Störerauswahl bei Inanspruchnahme des bauaufsichtsrechtlich Verantwortlichen

OVG Lüneburg Beschl v. 15.02.2022 – A 153/20

Hat die Bauaufsichtsbehörde gegen einen baurechtswidrigen Zustand auf einem Grundstück vorzugehen und steht dieses im Eigentum mehrerer Personen, so kann sich ihr sogenanntes Auswahlermessen auf Null reduzieren.
Das ist insbesondere dann der Fall, wenn sich die Auswahl dahingehend verdichtet und reduziert, dass für die Beseitigung des baurechtswidrigen Zustandes allein eine Person in Frage kommt, etwa weil sie die alleinige Verfügungsgewalt über das Grundstück hat und für den Eintritt des baurechtswidrigen Zustandes als Verhaltensstörer maßgeblich verantwortlich ist.
Eine Inanspruchnahme eines anderen Grundstückseigentümers würde sich hier als offensichtlich ermessenswidrig darstellen.

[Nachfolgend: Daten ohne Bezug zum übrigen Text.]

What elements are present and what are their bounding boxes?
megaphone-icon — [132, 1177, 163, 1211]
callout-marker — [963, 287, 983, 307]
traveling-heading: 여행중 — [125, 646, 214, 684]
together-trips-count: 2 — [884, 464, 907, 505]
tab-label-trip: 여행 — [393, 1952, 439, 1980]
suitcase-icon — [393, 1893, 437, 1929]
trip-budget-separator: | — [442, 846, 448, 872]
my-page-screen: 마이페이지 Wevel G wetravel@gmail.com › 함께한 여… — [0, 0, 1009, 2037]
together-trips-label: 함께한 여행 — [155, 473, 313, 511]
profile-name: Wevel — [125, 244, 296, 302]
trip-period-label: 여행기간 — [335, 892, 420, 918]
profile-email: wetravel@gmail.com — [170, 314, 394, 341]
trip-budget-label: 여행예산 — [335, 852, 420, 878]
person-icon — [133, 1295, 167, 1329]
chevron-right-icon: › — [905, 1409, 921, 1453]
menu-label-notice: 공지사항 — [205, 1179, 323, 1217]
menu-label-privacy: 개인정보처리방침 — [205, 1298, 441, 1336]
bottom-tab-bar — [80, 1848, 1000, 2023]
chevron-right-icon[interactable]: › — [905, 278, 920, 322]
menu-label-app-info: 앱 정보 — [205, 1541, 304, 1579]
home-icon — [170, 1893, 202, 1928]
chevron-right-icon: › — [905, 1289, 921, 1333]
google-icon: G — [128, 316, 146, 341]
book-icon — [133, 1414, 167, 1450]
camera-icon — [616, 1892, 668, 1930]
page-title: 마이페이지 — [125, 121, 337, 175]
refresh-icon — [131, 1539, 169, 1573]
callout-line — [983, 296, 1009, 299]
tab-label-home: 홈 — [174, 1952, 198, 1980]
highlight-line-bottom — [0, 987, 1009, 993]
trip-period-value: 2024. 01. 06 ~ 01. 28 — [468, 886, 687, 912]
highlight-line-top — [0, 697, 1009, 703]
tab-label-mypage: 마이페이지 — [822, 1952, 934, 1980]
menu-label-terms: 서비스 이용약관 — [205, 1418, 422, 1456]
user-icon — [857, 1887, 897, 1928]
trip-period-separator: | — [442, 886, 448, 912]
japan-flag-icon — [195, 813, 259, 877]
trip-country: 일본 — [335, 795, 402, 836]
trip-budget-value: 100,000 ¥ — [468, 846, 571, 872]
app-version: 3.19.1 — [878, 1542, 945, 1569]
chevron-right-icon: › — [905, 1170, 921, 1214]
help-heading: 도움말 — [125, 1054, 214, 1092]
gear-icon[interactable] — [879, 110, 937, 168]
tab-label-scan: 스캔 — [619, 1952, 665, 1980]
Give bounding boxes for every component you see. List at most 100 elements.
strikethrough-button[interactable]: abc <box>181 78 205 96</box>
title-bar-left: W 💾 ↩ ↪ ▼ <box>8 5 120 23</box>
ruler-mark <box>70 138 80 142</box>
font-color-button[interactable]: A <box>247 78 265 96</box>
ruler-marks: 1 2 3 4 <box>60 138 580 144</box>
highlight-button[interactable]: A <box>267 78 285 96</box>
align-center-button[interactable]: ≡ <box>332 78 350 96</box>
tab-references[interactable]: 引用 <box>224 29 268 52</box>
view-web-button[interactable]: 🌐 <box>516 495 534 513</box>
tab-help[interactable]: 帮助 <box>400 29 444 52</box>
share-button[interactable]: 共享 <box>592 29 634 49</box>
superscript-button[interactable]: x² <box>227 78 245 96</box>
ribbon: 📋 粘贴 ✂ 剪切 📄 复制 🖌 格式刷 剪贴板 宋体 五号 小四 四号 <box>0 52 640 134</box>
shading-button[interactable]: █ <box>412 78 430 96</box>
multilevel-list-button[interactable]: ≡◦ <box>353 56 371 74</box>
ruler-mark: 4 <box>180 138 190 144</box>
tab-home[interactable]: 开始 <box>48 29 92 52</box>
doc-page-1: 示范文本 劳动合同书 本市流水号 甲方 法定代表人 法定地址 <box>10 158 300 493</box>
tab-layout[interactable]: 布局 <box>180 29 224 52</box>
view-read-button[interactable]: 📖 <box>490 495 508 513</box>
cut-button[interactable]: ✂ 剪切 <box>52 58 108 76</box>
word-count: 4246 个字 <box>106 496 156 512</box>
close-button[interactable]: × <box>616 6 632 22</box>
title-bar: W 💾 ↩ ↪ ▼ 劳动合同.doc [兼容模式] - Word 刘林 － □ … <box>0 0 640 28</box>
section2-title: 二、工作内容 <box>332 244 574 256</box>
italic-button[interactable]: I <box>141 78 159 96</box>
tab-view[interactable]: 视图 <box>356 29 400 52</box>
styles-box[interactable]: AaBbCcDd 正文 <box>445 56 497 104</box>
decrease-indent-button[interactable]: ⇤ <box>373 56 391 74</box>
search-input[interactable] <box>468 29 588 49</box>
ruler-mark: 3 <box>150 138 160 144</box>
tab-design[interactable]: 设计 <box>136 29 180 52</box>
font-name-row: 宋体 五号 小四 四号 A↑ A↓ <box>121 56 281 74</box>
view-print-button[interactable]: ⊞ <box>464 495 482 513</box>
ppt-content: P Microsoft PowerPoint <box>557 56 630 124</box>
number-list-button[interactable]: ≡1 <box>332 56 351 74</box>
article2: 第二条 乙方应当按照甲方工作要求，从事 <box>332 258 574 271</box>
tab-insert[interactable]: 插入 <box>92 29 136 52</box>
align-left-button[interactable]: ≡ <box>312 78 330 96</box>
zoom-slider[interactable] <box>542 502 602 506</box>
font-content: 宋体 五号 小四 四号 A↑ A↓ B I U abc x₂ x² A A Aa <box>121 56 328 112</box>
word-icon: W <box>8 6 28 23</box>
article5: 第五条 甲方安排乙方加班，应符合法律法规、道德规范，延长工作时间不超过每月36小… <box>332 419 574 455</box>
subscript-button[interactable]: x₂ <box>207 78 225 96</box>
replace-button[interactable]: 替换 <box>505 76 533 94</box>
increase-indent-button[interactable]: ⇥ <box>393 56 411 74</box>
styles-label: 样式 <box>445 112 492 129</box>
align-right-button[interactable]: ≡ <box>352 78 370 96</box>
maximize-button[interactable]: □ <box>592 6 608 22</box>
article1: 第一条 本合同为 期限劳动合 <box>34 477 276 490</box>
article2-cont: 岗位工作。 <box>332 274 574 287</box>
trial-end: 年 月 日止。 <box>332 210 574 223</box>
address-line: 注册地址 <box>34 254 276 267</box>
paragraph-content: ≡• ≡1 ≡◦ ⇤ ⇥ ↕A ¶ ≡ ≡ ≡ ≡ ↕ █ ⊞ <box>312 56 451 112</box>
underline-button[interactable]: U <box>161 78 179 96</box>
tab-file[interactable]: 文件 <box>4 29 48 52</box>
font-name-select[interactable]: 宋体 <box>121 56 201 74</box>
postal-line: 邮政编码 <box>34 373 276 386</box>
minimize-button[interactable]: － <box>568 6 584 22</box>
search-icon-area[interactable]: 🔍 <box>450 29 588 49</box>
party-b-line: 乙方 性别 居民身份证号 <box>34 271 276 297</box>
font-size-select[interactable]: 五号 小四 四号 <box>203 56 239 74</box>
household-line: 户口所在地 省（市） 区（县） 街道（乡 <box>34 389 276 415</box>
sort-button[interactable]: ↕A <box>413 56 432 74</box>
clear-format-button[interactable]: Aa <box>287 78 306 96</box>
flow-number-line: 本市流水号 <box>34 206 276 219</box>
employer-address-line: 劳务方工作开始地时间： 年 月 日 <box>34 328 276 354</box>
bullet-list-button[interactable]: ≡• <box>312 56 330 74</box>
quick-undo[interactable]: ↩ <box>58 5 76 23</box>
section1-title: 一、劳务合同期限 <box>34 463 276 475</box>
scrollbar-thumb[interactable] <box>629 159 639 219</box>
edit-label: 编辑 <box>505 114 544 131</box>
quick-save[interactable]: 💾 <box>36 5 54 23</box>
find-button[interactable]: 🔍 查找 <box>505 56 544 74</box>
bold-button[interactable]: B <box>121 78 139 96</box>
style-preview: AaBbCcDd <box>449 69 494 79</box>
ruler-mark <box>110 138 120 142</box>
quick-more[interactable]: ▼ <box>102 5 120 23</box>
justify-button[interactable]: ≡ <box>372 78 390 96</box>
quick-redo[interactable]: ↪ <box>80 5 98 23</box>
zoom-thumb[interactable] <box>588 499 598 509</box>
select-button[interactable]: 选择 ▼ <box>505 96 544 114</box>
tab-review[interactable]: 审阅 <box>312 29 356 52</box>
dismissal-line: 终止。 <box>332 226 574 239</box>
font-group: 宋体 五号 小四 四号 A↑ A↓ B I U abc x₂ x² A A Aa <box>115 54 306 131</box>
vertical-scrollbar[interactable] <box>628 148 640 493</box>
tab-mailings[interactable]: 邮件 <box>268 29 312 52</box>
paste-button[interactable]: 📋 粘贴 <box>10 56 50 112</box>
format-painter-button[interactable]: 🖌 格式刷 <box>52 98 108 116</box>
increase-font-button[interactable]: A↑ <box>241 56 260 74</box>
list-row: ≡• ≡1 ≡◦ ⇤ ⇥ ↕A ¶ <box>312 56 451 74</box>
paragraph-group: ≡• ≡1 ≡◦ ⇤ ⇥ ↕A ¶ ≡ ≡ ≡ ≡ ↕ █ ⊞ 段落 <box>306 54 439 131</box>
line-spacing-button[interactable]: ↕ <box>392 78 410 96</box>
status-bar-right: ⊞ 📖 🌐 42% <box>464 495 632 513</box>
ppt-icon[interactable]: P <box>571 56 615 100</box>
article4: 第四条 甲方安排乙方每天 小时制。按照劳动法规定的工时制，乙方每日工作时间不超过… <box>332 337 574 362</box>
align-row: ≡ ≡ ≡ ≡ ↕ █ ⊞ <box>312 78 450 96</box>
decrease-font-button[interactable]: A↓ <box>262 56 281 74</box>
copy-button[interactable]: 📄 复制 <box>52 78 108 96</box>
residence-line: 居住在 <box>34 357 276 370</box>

In solchen Fällen ist für die Durchführung von Ermessungserwägungen zur Störerauswahl kein Raum.

Anmerkung:
Dieser Auffassung dürfe nicht uneingeschränkt zu folgen sein.
Die Störerauswahl setzt voraus, dass zunächst alle Erwägungen angestellt werden, die für die Inanspruchnahme eines oder mehrere Störer mit dem Ziel einer möglichst schnellen Beseitigung der Störung zielführend sind.
Ist den anderen Grundstückseigentümern ein unmittelbares Besitzrecht über des Grundstück nicht eingeräumt, so dürfte allerdings jedenfalls dann, wenn Gefahr im Verzug ist und nur ein Eigentümer unmittelbarer Besitzer des Grundstücks ist, im Interesse einer zeitnahen und effektiven Beseitigung der Gefahr seine alleininge Inanspruchnahme zulässig sein.